We're currently battling in a "phony war" period of WWIII.
That's like saying "Calling the Great War 'WWI' is very silly, since it already has a name: 'the Great War'."
Don't tell me about Korea or Vietnam or any other client-state conflicts. I'm talking about the Soviet order of battle amassed in combat against the American order of battle. Never happened.
That's like saying "Calling the Great War 'WWI' is very silly, since it already has a name: 'the Great War'."
At the time of the Great War, no one had imagined there would be another one. It was "the war to end all wars."
I wish it were as simple as you describe, however in a free society, the politics are much more complicated than you depict, and the professional bureaucracy is entrenched in both the State Dept. and the DoD. Even the president can only come in an crack heads and take names to a minor extent, usually focusing on key leaders. Beyond that the political fallout from an all out housecleaning would render such an action unworkable. Imagine if you will, the media focus on discrimination lawsuits from fired or demoted bureaucrats who happened to be members of the various protected classes.
Where Bush's leadership has fallen flat is on the communication front, in being able to consistently articulate the vision and the rationale for doing things differently.
The West is no more at war with terrorism today than it was at war with blitzkrieg in World War II or revolution during the Cold War. The West is at war with a new totalitarianism for which terrorism is one technique or tactic among many. At the operational and theater-strategic level, then, counterinsurgency is a more relevant paradigm than counterterrorism; and at the national-strategic level, the nexus between insurgency and weapons of mass disruption will have to be given at least as much importance as the much-discussed nexus between terrorism and weapons of mass destruction.
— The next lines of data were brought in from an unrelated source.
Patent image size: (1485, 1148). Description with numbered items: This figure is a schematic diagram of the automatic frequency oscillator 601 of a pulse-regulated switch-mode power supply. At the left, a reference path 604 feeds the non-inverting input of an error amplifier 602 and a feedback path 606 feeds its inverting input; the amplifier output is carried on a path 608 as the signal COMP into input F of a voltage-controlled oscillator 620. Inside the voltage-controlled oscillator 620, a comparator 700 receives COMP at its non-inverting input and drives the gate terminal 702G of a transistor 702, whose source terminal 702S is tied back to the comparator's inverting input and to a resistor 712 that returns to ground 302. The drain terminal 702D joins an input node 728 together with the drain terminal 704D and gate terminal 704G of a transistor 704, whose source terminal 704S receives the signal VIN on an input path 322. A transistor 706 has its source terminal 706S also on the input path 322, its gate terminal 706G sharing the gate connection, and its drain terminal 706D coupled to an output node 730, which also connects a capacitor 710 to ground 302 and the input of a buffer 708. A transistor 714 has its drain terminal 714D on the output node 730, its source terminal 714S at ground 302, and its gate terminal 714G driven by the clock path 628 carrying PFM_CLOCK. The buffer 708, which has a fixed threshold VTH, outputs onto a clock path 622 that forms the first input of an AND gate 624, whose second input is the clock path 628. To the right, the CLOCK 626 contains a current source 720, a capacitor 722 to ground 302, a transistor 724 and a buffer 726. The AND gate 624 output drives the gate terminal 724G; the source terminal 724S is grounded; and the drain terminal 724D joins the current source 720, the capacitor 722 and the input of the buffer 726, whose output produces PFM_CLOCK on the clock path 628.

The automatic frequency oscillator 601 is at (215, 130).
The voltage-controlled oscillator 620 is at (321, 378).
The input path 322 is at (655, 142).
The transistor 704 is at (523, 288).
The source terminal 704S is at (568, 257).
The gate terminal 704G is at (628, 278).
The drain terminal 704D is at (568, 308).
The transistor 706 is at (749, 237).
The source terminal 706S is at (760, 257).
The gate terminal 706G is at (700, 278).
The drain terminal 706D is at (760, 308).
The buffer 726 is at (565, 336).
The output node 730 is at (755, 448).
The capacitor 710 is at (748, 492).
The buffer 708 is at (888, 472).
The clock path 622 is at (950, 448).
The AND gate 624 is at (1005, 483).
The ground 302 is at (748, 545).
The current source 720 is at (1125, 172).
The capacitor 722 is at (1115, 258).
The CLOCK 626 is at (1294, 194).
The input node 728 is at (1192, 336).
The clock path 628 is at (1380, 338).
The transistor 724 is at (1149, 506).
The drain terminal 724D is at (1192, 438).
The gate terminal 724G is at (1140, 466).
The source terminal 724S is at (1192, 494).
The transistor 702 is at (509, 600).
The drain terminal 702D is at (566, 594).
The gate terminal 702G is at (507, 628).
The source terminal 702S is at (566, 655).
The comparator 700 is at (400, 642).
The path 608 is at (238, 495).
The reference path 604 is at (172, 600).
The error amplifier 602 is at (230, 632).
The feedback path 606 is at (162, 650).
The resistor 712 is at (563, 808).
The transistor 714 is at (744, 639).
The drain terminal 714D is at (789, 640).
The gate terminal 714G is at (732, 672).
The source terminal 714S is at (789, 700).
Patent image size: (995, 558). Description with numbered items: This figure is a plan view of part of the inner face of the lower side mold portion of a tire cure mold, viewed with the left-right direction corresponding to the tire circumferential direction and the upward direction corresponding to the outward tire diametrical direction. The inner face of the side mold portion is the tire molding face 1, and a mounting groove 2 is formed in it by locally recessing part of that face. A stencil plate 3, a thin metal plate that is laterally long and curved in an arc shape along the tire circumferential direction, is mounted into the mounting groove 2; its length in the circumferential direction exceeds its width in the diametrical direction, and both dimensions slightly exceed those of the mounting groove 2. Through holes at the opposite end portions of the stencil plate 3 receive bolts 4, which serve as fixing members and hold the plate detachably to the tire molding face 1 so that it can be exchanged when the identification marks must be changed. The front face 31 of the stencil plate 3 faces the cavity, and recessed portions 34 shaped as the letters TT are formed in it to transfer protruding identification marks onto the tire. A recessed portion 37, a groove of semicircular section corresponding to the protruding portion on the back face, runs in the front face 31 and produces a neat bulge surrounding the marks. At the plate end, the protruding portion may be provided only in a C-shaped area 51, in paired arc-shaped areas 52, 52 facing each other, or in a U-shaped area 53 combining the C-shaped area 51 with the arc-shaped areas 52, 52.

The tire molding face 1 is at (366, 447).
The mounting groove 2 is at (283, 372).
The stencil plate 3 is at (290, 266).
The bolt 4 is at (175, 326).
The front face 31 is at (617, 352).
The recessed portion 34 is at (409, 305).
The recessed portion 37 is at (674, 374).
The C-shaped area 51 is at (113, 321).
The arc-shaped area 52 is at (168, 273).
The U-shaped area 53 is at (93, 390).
Only if you don't bother to actually listen and let the MSM do your all your information gathering for you. Bush gives dozens of important speeches weekly. Beyond a blurb here or there how much reporting on it do you get from the MSM?
Conservatives really should know better then to invest all this power in the MSM. The top 3 Radio Talk Show hosts talk to more people each week then the nightly news shows. Quit looking to the MSM for news. They are YOUR ENEMY. Listening to the MSM is the modern equivilent of listen to Radio Berlin in 1943 to find out how the Allies are doing.